Gérard Poitou : « Cet artiste, je le connaissais de réputation, mais c’est vraiment à ce moment que je le découvre. Durant l’exposition, il vient dans la régie vidéo de la MCO, et se montre fasciné. Il adore l’image, est très curieux de la façon d’en faire, admire l’immédiateté et la magie que permet cette intrigante vidéo.
Très vite, Roger nous propose une façon de travailler inattendue. Il ne veut pas parler de son œuvre. Il n’est ni exhibitionniste ni narcissique, ne veut jamais se mettre en avant. Dès lors il invente, d’une certaine façon, un dispositif assez curieux, une sorte de dialogue entre lui et ses amis. La première rencontre a lieu chez Luc Bérimont puis les autres dans son atelier de la Rue de l’Abreuvoir avec Jean Rousselot, Pierre Garnier, Gaston Diehl. Lors de ces rencontres, l’ami parlait de son ami. Tout se déroulait en présence de Roger, et ce dernier, statique, corrigeait ou complétait parfois le propos. Chacune de ces rencontres durait une matinée, tout était convivial et Marguerite Toulouse nous préparaient des repas pleins de saveur avec une gentillesse exquise. »
Marc Baconnet, écrivain inspecteur d’académie proche de l’artiste interviendra quant à lui en extérieur pour évoquer les sculptures de l’artiste. »
« Devant lui, j’étais dans mes petits souliers »

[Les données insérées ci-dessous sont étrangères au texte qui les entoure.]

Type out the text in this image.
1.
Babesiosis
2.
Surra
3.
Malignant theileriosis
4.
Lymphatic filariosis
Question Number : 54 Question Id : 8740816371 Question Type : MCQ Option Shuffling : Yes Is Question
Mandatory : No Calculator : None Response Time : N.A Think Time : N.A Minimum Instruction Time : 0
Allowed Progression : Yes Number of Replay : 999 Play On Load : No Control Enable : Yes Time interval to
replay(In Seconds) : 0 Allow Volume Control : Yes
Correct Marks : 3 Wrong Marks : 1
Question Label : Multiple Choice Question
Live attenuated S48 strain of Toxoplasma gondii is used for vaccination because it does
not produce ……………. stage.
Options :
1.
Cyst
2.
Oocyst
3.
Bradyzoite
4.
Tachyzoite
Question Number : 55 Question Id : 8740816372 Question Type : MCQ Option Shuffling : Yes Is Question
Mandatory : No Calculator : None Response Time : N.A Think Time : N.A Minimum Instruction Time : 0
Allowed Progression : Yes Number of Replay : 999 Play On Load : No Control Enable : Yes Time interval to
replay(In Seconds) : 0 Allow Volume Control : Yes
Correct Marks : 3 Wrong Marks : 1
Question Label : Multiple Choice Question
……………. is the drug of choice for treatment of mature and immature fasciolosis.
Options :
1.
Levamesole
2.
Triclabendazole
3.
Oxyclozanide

Comment Gérard Poitou a-t-il vécu cette aventure des plus rares ? « J’étais dans mes petits souliers, impressionné par cet artiste dont je découvrais avec admiration les premières de ses œuvres, celles antérieures à 1960. Cela dit, j’étais surtout impressionné par les échanges qui se déroulaient sous l’objectif, ils étaient d’une grande intimité et d’une élégance extraordinaire. J’aimais enfin tout ce que révélait ce pan d’histoire de l’art, avec l’évocation de l’école de Rochefort et la mémoire de Max Jacob. »
Contre vents et marée
Las. Irène Ajer va quitter la MCO, Pierre Muller lui emboite le pas alors que le film n’est pas fini. Une direction collégiale de la MCO est mise en place. Passion faisant et avec le soutien effectif de Roger Toulouse, Gérard Poitou continue de tourner. Enthousiastes, Gérard Poitou, Roger Toulouse et des techniciens iront même à Nantes filmer des œuvres figurant en collection privée et tout ce joli monde fera halte amicale et nocturne près de Clisson, à Monnières, au Moulin de la justice appartenant à ce grand amateur d’art qu’est le docteur Redor.
Souvenir encore amusé de Gérard Poitou : « Pour ce périple, le concessionnaire Renault nous avait obligeamment prêté la toute nouvelle Renault Espace dont Roger, fan de voitures qui roulaient vite, conducteur qui possédait lui-même une petite voiture de sport, un coupé Volkswagen, apprécia immédiatement la vélocité… »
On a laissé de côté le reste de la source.